Foot; Severe hallux valgus; Distal metatarsal osteotomy

Figure

  • Fig. 1 Modified distal chevron osteotomy. Compared to distal chevron osteotomy, apex of modified distal chevron osteotomy is more proximal to the subchondral bone and in the center of the first metatarsal head.

  • Fig. 2 Position of medial sesamoid was divided into 7 groups. Data from the article of Bluth et al. (Biomechanical considerations. In: Hara B, Locke R, Lowe W; American college of foot surgeons, editors. Complications in foot surgery: prevention and management. 1976:41-66).7)

  • Fig. 3 The left foot of 47-year-old female shows severe hallux valgus deformity. The deformity was corrected with distal chevron osteotomy and distal soft tissue procedure. (A) The right foot shows preoperative hallux valgus angle was 43° and the 1st intermetatarsal angle was 21°. (B) Postoperative radiography. (C) At postoperative 1 year, the radiograph shows correction. Hallux valgus angle 10°, the 1st intermetatarsal angle was 7°. Clinical result is good. No pain, no limitation of activity was complained.

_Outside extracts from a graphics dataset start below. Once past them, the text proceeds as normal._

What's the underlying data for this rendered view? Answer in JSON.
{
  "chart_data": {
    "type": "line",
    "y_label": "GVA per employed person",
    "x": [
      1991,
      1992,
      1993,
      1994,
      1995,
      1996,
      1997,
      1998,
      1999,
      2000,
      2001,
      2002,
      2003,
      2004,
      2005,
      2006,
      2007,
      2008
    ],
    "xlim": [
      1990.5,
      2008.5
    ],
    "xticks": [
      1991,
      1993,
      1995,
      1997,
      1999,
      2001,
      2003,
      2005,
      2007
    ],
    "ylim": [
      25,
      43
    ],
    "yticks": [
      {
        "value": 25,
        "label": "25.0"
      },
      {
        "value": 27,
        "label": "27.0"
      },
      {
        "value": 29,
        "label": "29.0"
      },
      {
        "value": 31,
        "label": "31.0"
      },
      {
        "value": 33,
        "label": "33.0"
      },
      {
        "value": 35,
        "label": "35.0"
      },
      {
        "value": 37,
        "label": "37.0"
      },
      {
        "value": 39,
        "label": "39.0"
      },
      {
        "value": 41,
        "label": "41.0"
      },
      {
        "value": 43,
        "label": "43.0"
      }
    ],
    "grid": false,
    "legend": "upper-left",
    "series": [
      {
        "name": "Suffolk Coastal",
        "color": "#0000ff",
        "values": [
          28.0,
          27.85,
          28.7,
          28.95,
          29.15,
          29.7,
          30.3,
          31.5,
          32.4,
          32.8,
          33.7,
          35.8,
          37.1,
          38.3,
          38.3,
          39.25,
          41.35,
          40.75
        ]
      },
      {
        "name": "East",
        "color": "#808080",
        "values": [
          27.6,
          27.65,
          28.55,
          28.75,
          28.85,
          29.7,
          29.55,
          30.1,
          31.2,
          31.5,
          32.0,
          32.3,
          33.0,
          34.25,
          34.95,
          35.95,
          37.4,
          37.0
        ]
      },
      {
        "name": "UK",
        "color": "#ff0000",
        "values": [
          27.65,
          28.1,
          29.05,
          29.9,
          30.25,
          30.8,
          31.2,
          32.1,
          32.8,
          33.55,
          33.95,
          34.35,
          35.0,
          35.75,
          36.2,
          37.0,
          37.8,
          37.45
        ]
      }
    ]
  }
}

  • Fig. 4 The left foot of 66-year-old female shows severe hallux valgus deformity. The deformity was corrected with proximal chevron metatarsal osteotomy and distal soft tissue procedure. (A) The left foot shows preoperative hallux valgus angle was 40° and the 1st intermetatarsal angle was 22°. (B) Postoperative radiography. (C) At postoperative 1 year, the radiograph shows correction. Hallux valgus angle 10°, the 1st intermetatarsal angle was 7°. Clinical result is good. No pain, no limitation of activity was complained.

  • Fig. 5 The right foot of 63-year-old female shows severe hallux valgus deformity. The deformity was adequately corrected with distal chevron osteotomy and distal soft tissue procedure. (A, B) The right foot shows preoperative hallux valgus angle was 44° and the 1st intermetatarsal angle was 20°. (C) Postoperative radiography. (D) At postoperative 1 year, the radiograph shows well maintained correction of the deformity. Hallux valgus angle 9°, the 1st intermetatarsal angle was 6°. (E) At postoperative 1 year, the deformity was well corrected and there was no soft tissue problem.